Malnutrition is on the rise. In many camps, people are allowed access to their fields for only a half-a-day per week. This is not nearly enough time for a rural population whose diet depends on what they can grow in their small plots. Even before the draconian imposition of the regroupment policy, food security in Burundi was a serious problem for the donors. Now the population risks becoming a permanent ward of the international community unless full access to fields is permitted at once.
Once again many Burundians are fleeing for the perceived safety of Tanzania since the recent massive relocation of the population in Bujumbura Rural and other provinces. In December alone, UNHCR reported that over 21,000 Burundians had arrived along the Tanzanian border and requested asylum. These camps are reported to provide a base of operations for the Hutu rebels, although no clear evidence exists to support this contention.
RI notes with concern the limited presence of the UN High Commissioner for Human Rights in Burundi. The number of human rights monitors should be significantly increased in the regroupment camps and in the countryside. They must have complete and secure access throughout Burundi. This is essential to reduce the violence and encourage the refugees to return home.
The large numbers of people in internally displaced camps and refugee camps in neighboring countries threatens the peace process. The harsh treatment of the majority Hutu population at the hands of their own government after years of repression, the assassination of the first democratically elected president by elements within the Tutsi dominated military, the current policy of regroupment, all play into the hands of the Hutu extremists. In addition, attacks upon the moderate center by extremist Hutu and Tutsi elements put civil society and the internal peace dialogue under enormous pressure.

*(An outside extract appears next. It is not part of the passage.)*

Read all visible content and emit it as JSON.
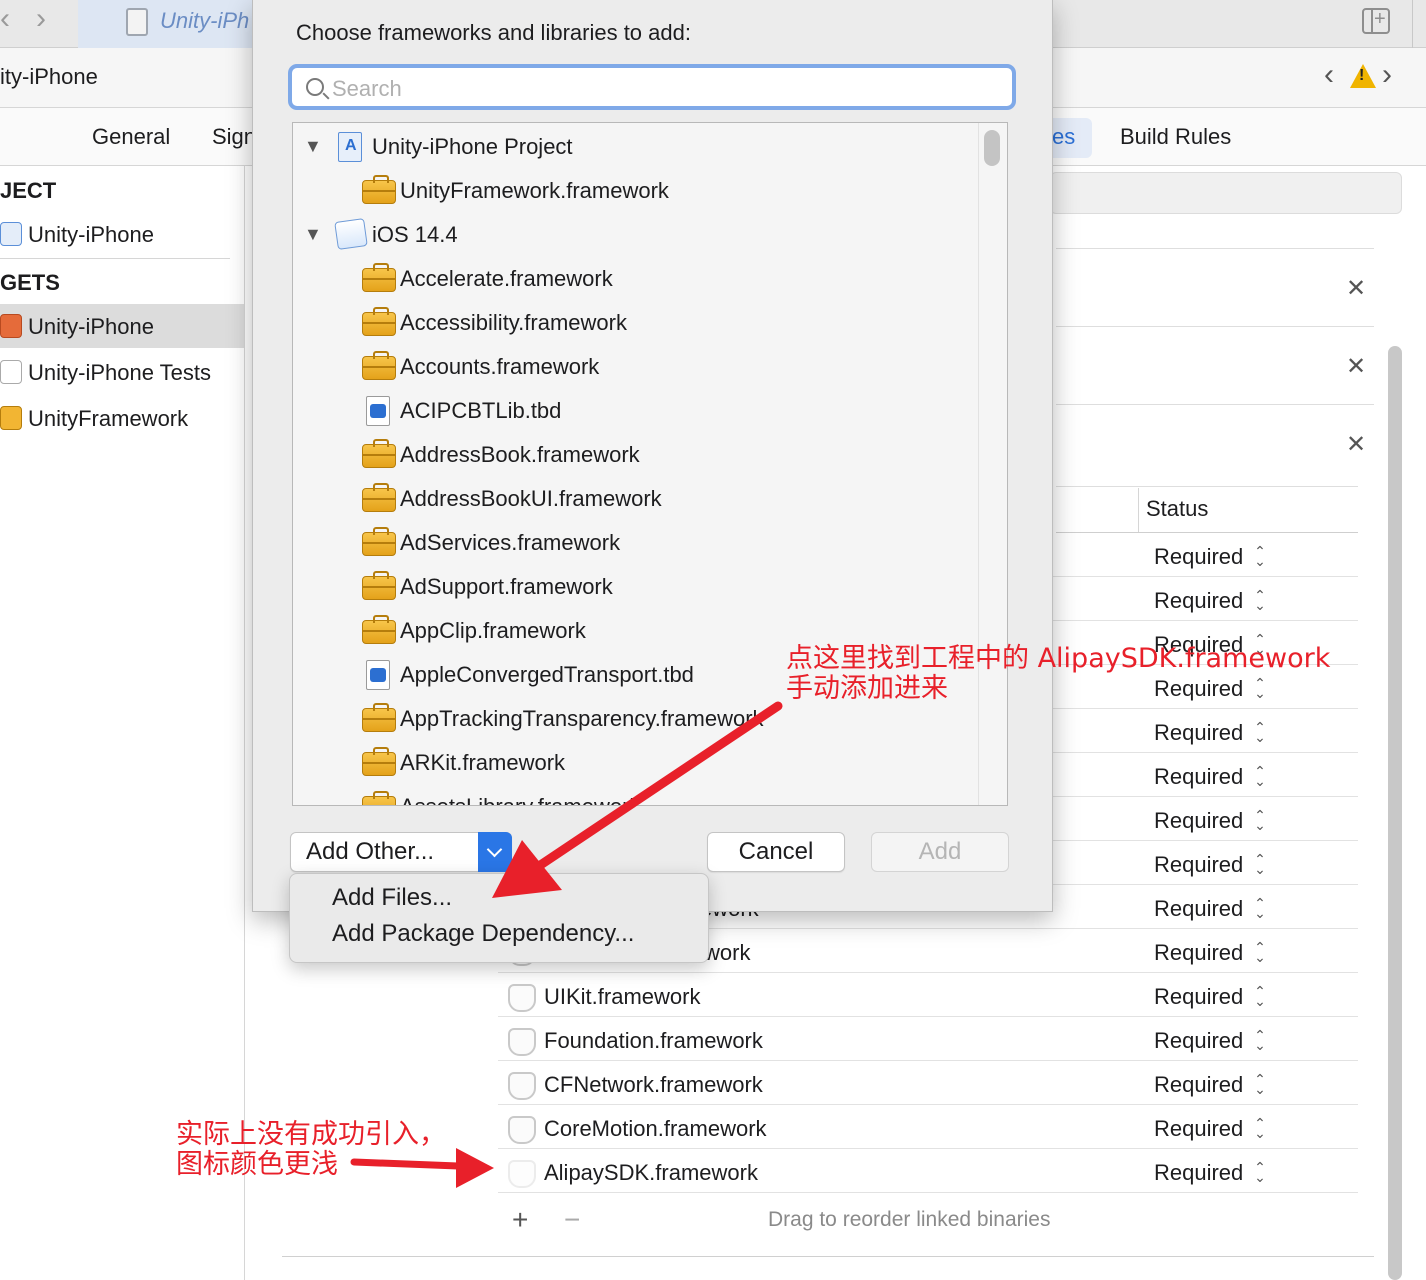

To relieve the suffering of the Burundian people and improve the chance for a peaceful resolution of the conflict RI recommends that:
The government of Burundi:
- Immediately begin closing regroupment camps.
- Allow those remaining in regroupment camps daily access to their fields.
- Negotiate an immediate cease-fire in place with the Hutu rebel groups.
- Halt all attacks against the government of Burundi and especially civilians.
- Negotiate an immediate cease-fire in place.
- Allow free access to the Burundian population by relief agencies.
- Focus on reform and integration of the Tutsi-dominated army with elements of the Hutu rebel forces.
- Encourage the United Nations High Commissioner for Human Rights (UNHCHR) to deploy additional human rights monitors in the regroupment camps and in the countryside. Assist UNHCHR speed the deployment of additional monitors through in-kind transfer of vehicles, radios, and other essential equipment.
- Increase financial assistance to existing relief to development programs (which may also bolster the peace process).
- Commit to significant development, demobilization, and reconstruction assistance as soon as a peace agreement is reached.